Naa, no offense taken. Quite use to people assuming any little thing is going to poke a hole in them. I assumed the same thing before I did some research. It actually takes a lot of 'hole" one.

First time out I was staying close to shore and run hard on some rocks. Skinned the bottom up and nothing else.

I am going to make up a couple of square frames and cover them in some scraps, then finish them just like the boat. Then hand people a hammer and pointy stick and let them have at it. I expect a lot of surprised looks.


----------



## jporter5333 (Dec 6, 2008)

That is a very cool build Kudzu. I would love to see another build. I do have a couple questions. You may have written somewhere and I missed it but, is that one layer of nylon fabric? Also, where is a good place to look for plans and materials?


----------



## Kudzu (Dec 23, 2008)

It is a single layer of 9 oz nylon.
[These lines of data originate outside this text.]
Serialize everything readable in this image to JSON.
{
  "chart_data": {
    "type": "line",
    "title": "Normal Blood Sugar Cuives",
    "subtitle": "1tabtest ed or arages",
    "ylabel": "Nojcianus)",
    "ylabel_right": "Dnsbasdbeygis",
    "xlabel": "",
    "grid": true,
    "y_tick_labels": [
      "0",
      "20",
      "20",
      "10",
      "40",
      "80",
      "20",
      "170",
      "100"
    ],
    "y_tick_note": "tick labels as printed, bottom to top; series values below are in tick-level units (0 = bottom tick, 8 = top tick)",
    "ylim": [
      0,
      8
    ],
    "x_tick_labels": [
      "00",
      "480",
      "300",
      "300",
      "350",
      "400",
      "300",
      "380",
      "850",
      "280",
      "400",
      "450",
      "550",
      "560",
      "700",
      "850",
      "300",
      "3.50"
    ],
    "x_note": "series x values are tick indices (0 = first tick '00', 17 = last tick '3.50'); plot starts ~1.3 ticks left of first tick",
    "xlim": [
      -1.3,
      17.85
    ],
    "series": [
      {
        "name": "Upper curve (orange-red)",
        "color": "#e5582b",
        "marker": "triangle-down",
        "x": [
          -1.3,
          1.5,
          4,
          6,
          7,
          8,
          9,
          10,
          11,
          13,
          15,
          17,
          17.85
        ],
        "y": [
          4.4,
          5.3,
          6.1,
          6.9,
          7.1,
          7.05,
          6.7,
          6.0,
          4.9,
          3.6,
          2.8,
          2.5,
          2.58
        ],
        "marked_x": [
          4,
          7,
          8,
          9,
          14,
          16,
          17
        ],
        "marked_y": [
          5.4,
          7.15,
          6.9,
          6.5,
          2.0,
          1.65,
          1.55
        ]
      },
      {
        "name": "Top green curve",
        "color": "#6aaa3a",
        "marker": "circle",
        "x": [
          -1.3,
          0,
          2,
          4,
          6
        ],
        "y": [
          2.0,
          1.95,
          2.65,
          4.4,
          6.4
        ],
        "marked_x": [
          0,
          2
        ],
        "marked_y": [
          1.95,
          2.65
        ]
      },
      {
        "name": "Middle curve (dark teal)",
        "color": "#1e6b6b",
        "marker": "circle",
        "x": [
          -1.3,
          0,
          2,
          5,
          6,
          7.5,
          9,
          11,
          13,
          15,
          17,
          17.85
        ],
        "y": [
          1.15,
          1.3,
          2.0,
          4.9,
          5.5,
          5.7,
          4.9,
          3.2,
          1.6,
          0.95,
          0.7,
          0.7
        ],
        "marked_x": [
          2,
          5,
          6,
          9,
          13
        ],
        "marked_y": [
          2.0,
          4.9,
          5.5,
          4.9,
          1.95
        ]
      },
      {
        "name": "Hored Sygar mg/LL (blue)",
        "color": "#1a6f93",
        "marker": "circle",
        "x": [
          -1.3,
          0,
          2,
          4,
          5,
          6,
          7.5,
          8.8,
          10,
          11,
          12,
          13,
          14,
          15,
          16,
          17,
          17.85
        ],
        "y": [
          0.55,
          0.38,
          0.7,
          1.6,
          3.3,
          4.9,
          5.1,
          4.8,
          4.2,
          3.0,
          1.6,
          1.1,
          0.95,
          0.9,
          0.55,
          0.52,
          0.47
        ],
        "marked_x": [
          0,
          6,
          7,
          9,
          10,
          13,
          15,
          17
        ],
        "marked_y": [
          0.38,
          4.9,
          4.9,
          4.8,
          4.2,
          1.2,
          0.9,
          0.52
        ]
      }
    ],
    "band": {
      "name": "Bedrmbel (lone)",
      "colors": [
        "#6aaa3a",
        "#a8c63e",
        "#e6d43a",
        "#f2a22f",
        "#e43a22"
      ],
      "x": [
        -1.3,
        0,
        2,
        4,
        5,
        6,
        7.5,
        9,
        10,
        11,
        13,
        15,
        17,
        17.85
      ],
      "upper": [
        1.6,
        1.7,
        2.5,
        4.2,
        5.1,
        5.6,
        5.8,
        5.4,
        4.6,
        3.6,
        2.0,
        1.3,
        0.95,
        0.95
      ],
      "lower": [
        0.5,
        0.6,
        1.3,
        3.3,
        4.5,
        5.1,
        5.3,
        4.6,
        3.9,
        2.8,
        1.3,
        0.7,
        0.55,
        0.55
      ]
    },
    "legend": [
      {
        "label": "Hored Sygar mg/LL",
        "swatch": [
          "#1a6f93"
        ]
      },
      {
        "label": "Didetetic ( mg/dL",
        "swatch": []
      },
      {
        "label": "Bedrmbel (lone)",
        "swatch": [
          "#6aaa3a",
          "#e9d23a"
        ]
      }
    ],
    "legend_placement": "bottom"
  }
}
Best place to start looking is yostwerks.com Tom has a great site and lot of his boat plans on his site. But most of his plans are not for a beginner unless you like swimming.


----------



## tribalwind (Dec 7, 2008)

thats a cool site, lot of info thanks
man,one of these are definitely going on the to-do list :thumbup1:

i came across this page as well, 
http://skinboats.org
plenty of videos of the build process, 
shame the schools on the wrong coastline!
their store page has all the materials as well

thanks again for the post
pretty inspiring!


----------



## Kudzu (Dec 23, 2008)

His video's are great but his customer service is ..... shall we say lacking. Materials were good but I doubt I will order from him again.


----------



## Dean Miller (Jan 29, 2009)

Injoyed your kayak photos. Boats are the ultimate wood project. I seen a canoe laminated with walnut and birtch at a county fair recently. I dropped to my knees and did a bow I was so impressed. Amazing craftsmanship and dedication to build that thing. Good work. Dean


----------